Visum Organ Vital Dilakukan Hari Keempat, Pemerkosaan kepada YSA Disebut Nihil
Penyidik baru melakukan visum organ vital dalam kepada YSA pada hari keempat, dan akhirnya menyimpulkan tidak ada tanda-tanda kekerasan seksual. Pemerkosaan terhadap YSA yang kemudian disimpulkan nihil itu menuai kritik.
Oleh
IRMA TAMBUNAN
·3 menit baca
JAMBI, KOMPAS — Penyidik kepolisian menyatakan tidak ada tanda kekerasan seksual kepada YSA (21), ibu muda yang melaporkan dirinya diperkosa sejumlah remaja di kampungnya di Kota Jambi.
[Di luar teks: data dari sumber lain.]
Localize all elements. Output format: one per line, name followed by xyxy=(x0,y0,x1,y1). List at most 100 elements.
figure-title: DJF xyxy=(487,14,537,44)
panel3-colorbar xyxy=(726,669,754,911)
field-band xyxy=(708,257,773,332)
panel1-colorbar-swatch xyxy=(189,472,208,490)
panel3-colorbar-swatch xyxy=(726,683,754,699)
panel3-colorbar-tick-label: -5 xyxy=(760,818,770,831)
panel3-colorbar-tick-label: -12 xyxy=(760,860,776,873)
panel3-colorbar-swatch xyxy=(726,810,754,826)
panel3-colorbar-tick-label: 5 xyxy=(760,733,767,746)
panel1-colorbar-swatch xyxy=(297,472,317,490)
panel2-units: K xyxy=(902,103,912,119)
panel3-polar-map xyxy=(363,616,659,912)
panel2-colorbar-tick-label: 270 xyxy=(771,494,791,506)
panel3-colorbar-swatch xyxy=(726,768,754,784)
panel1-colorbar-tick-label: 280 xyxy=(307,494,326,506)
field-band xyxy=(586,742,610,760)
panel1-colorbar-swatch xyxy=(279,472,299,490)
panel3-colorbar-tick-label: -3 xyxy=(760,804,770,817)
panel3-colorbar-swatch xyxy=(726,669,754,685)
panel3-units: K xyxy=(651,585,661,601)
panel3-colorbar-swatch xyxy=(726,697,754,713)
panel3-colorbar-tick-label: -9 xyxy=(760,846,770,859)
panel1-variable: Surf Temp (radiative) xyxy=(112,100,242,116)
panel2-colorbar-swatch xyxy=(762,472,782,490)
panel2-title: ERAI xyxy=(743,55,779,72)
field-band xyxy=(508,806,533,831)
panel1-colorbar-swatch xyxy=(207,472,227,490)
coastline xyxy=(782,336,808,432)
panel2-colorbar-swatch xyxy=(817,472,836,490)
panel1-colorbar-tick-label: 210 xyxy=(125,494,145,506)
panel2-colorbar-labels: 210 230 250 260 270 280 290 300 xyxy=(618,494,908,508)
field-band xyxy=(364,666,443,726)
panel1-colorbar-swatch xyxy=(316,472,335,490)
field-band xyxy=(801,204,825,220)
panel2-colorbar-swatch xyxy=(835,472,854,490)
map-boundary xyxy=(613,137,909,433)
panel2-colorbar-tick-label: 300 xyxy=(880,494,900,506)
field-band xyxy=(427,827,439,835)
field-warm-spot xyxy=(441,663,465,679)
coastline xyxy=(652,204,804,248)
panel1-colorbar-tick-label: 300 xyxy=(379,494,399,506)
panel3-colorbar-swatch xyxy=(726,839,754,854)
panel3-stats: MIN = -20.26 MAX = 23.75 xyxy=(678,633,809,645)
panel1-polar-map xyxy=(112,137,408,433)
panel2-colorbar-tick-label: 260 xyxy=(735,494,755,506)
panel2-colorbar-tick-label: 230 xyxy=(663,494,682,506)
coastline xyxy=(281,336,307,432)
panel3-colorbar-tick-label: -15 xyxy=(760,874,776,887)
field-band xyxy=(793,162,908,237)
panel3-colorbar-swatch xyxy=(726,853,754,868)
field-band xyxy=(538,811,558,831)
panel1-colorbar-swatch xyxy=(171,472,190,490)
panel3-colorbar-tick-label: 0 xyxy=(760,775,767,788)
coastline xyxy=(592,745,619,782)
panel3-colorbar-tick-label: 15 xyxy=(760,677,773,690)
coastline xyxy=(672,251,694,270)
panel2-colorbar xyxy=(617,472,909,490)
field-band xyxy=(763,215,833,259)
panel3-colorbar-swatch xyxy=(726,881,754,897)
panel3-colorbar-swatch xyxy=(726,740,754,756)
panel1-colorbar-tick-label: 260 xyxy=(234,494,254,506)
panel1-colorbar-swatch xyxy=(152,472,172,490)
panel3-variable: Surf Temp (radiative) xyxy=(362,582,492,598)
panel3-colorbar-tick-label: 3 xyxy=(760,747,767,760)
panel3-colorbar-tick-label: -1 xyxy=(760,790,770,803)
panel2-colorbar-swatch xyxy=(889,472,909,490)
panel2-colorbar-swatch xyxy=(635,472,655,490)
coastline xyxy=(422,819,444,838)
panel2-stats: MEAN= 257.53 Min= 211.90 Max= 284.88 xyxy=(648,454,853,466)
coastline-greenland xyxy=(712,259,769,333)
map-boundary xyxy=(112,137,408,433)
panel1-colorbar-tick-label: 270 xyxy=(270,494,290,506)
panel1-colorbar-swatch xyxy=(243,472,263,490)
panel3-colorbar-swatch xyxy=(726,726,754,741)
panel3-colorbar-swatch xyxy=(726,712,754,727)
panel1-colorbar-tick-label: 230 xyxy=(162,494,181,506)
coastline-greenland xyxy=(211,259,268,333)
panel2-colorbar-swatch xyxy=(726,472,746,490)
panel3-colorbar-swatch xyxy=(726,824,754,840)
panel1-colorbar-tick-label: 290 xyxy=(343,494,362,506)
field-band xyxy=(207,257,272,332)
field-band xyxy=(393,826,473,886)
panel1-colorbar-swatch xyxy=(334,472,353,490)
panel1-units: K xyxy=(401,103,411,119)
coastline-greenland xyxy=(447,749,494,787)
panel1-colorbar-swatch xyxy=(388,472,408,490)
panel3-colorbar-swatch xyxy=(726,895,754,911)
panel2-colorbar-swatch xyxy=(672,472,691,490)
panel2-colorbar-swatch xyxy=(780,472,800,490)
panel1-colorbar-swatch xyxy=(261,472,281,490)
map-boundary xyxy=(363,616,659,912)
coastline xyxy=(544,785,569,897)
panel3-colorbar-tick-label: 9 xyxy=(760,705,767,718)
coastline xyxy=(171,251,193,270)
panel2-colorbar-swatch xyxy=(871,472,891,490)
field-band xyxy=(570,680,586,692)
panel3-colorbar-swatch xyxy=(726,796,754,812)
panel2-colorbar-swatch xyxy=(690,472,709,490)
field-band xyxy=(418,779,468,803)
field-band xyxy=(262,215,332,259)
Namun, visum organ vital dalam kepada YSA baru dilakukan pada hari keempat setelah dugaan kejadian. Pemerkosaan terhadap YSA yang kemudian disimpulkan nihil itu menuai kritik.
Kepala Kepolisian Resor Kota Jambi Komisaris Besar Eko Wahyudi mengatakan, tidak ada tanda kekerasan seksual kepada YSA, sebagaimana dilaporkan YSA kepada penyidik, 15 Februari lalu. ”Sudah kami periksa (visum). Tidak ditemukan adanya tanda-tanda kekerasan pada YSA. Dengan artian, tidak ada tanda pemerkosaan,” ujarnya, Jumat (10/3/2023).
Sebelumnya, YSA melaporkan dirinya diperkosa sejumlah remaja di kampungnya di Kota Jambi. Ia pun menunjukkan bekas-bekas luka pada bagian leher, payudara, tangan, dan kaki. Selain itu, ada memar dan bengkak pada bagian bawah punggung. Bekas-bekas luka tersebut disimpulkan oleh penyidik bukan merupakan tanda kekerasan dari terlapor pelaku, melainkan YSA melukai dirinya sendiri.
Visum organ vital bagian dalam diakui penyidik baru dilakukan pada hari keempat. Kepala Unit Pelayanan Perempuan dan Anak Polresta Jambi Inspektur Dua Chrisvani Saruksuk mengatakan, alasannya karena dokter obgyn sedang tidak bertugas. ”Karena untuk dokter obgyn, kan, ada jadwalnya,” katanya.
Perihal itu diprotes oleh kuasa hukum YSA, Alendra. Visum organ vital seharusnya dilakukan segera setelah masuknya laporan pemerkosaan. “Seharusnya langsung dilakukan visum organ vital dalam kurun waktu 1 x 24 jam,” ujarnya.
Pihaknya telah melaporkan kejanggalan-kejanggalan penanganan hukum yang dilakukan penyidik kepada Menteri Koordinator Politik, Hukum, dan HAM; Kepala Polri; dan juga Komisi Kepolisian Nasional (Kompolnas). Pihaknya berharap penanganan yang telah dilakukan oleh penyidik diawasi ketat.
Aktivis Save Our, Sister Wenny Ira, menilai, ada kejanggalan di balik pelaksanaan visum organ vital dalam yang baru dilakukan belakangan. ”Ada apa, mengapa visum organ vital tidak langsung dilakukan setelah laporan masuk dari korban?” ujarnya.
Ia pun mempersoalkan sikap penyidik yang dinilainya berat sebelah. Sebagaimana diketahui, ada dua kasus terkait YSA yang kini tengah berproses. Yang pertama, YSA melaporkan pemerkosaan yang dialaminya ke Polres Kota Jambi. Pelaku yang dilaporkan merupakan anak-anak usia 8 hingga 16 tahun.
Di sisi lain, orangtua anak-anak tersebut melaporkan YSA ke Polda Jambi. YSA balik dilaporkan mencabuli anak-anak itu. Adapun kasus kedua berproses lebih cepat hingga YSA ditetapkan sebagai tersangka.
Menurut Wenny, meskipun ada dua kasus yang berproses, penyidik dinilainya cenderung lebih mendengarkan penjelasan orangtua anak-anak hanya karena jumlahnya lebih banyak. ”Sedangkan YSA, karena telanjur dianggap penjahat, penyidik seperti enggan mendengarkannya,” ujarnya.
Tetangga YSA, Suryati, menceritakan, sehari-hari ia mendapati YSA tidak mengalami kelainan. Di rumah keluarga itu, YSA dan suaminya berjualan makanan dan membuka usaha rental permainan video.
Kalau selama saya mengenalnya, perilakunya (YSA) baik-baik saja. Tidak ada yang aneh,
ucapnya. Ia juga berharap kasus itu dapat diungkap.